Nebenergebnis der Versuche waren auch Verhaltensbeobachtungen an Friedrich.
Friedrich kippte nach Aktivitätsbeginn seinen Plastikfutternapf (Durchmesser: 17 cm,
Höhe: 7,5 cm, Leergewicht: 115 g), in dem ich Milch anbot, um und leckte dann die
ausgetretene Milch von der als Bodenbelag dienenden Acrylglasplatte auf.

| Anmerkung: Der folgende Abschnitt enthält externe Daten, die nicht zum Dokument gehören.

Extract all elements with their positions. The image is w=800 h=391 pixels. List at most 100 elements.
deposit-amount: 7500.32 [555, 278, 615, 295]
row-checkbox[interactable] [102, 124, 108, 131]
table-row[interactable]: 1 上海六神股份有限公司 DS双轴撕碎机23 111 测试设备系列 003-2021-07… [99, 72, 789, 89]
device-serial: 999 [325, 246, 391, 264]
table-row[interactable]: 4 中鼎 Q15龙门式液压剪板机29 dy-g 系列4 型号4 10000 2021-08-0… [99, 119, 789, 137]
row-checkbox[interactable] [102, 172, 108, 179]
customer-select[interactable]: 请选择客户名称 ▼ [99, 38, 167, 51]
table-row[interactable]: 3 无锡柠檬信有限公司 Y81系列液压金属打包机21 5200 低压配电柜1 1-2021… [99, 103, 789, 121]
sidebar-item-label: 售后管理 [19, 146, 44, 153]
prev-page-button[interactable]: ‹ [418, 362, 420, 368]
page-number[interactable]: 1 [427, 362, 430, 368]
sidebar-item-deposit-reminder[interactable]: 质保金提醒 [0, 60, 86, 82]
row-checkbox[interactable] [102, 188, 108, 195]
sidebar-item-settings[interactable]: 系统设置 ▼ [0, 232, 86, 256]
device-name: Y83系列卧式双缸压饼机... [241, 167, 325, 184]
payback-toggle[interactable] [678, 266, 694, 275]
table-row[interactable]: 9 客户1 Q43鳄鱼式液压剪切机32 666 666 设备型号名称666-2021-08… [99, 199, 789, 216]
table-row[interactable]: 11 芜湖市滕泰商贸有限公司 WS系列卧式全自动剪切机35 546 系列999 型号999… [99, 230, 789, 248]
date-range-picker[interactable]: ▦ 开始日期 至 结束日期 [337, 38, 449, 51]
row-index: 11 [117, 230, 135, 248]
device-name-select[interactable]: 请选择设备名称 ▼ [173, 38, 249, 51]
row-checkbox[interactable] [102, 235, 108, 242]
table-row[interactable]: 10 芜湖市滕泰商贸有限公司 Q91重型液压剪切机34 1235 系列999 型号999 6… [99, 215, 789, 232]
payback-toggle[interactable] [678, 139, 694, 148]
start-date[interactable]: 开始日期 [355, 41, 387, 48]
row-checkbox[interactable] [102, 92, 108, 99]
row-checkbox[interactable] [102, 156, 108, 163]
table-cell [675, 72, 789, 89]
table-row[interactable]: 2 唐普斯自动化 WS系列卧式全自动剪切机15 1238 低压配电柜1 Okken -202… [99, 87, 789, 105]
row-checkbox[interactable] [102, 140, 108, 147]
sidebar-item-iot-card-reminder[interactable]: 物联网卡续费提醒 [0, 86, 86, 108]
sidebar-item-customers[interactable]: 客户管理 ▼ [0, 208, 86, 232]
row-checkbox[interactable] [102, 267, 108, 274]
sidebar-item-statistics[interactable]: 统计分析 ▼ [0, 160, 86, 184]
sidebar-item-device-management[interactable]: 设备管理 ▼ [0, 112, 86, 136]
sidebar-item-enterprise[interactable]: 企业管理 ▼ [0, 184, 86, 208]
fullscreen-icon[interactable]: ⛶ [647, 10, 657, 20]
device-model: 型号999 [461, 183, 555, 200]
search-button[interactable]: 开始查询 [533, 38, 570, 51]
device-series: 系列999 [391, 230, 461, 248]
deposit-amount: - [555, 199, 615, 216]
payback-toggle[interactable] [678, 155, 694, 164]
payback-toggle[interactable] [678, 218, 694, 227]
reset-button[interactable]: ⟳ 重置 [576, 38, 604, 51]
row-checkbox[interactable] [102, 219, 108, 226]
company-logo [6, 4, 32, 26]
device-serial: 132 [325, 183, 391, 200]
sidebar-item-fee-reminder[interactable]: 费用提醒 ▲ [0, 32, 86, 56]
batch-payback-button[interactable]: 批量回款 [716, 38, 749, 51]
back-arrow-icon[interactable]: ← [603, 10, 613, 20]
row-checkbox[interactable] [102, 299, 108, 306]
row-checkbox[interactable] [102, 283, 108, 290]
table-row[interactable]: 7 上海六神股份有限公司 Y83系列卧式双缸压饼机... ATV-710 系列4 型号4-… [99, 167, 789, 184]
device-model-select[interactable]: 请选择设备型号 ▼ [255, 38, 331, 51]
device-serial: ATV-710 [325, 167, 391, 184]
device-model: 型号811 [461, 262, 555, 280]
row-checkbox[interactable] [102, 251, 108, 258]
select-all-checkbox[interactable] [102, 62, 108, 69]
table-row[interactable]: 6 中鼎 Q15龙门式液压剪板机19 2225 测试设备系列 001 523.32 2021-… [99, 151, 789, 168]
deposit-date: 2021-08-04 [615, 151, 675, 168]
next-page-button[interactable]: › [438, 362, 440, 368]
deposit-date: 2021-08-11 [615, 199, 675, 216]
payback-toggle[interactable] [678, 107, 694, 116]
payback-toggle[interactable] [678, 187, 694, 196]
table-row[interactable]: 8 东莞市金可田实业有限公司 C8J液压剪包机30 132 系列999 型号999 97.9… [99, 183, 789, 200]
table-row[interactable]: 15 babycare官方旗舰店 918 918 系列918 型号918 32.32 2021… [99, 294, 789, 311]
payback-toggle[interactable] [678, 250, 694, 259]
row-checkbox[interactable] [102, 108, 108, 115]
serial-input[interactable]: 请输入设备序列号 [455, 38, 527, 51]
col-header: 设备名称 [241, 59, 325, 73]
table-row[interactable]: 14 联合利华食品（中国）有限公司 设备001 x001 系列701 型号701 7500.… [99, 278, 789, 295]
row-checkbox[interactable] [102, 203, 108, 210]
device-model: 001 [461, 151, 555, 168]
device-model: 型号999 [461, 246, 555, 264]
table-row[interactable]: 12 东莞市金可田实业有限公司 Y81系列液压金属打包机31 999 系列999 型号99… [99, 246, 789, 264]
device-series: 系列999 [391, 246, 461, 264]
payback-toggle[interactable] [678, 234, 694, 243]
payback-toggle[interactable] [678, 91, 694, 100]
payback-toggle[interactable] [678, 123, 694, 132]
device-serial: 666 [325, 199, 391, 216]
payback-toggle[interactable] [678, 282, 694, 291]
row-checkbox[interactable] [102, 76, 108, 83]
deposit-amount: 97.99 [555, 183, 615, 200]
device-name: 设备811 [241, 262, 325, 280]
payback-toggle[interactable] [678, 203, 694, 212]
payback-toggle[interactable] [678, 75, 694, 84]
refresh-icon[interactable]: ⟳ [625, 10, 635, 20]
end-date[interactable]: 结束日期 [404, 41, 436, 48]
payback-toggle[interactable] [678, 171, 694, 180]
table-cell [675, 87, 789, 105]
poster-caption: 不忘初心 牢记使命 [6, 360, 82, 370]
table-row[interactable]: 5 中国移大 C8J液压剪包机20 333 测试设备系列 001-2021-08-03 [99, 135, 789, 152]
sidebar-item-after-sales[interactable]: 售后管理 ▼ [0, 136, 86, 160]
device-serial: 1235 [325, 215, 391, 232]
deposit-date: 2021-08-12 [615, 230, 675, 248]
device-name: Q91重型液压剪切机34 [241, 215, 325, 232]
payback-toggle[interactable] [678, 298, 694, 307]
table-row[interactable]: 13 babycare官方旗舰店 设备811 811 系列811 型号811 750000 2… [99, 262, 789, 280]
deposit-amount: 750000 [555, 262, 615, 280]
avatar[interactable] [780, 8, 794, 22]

Bei den Substratversuchen dagegen trank er erst einmal ausgiebig, bevor er
den Napf umwarf. Dies gelang ihm selbst bei dem feuchten Kaolin, er hob
ihn mit beiden Händen an der Unterkante an und drehte ihn sukzessive
hochkant.14
Darüber hinaus beobachteten wir bei Moritz und Friedrich
regelmäßig15
das Fußreiben. Das jeweilige Tier reibt mit der Sohle oder nur der Ferse eines Fußes
intensiv auf dem Substrat (Schlafkastendeckel, Schlafkasteninnenboden, Zwischengang,
Käfiggitter oder (selten) Boden. Dieses Verhalten steht in keinem Zusammenhang mit
dem Harnwaschen. Ein Zusammenhang mit der generellen lokomotorischen Aktivität
ist aufzeigbar. Fußreiben ist zudem laut, diesem Verhalten könnte Bedeutung in
der Fernkommunikation zukommen, so hatte ich mehrfach den Eindruck,
dass auf das Fußreiben mit Fußreiben im zweiten Haltungsraum geantwortet
wird. Sicherlich steht dieses Verhalten auch im Zusammenhang mit einer von
Montagna und Yun [142] beschriebenen Besonderheit des Riesengalagofußes,
nämlich einem bürstenartigen begrenzten Areal mit kurzen hornhäutigen
Stacheln16.
Diese Autoren vermuten, dass diese Region möglicherweise nützlich wäre bei der
Körperpflege und dass diese einen besseren Griff ermöglichen könnte. Für beide
Annahmen fand ich keinen Beleg, kann aber freilich die zweite nicht völlig
ausschließen.
Ich habe schon berichtet, dass ich vier Riesengalagos Anfang Februar 1971 erhalten hatte. Neben Moritz und Friedrich waren dies ein Paar, deren Partner individuell auseinander gehalten werden mussten. Äußerlich war dies einfach, der eine war größer als der andere, doch wollten wir wissen, wer nun das Männchen und wer das Weibchen ist. Sowohl Sprankel als auch ich waren keine Meister im Handeln von Wildtieren. Daher beschlossen wir, nur den größeren der beiden zu „sexen“, ich fing ihn ein und gemeinsam bestimmten wir das Tier eindeutig als Männchen, erkennbar am Penis und am Hodensack. Das zweite kleinere Individuum war demnach das Weibchen. Ich gab den beiden Riesengalagos die Namen Siegfried und Maria. Es sollte dann noch fast vier Monate dauern, bis Siegfried Mutter wurde und ich am 23.05.1971, dem Geburtstag von Tommy, in meinem Beobachtungsbuch notierte: „Siegfried ist Maria und Maria ist Siegfried“.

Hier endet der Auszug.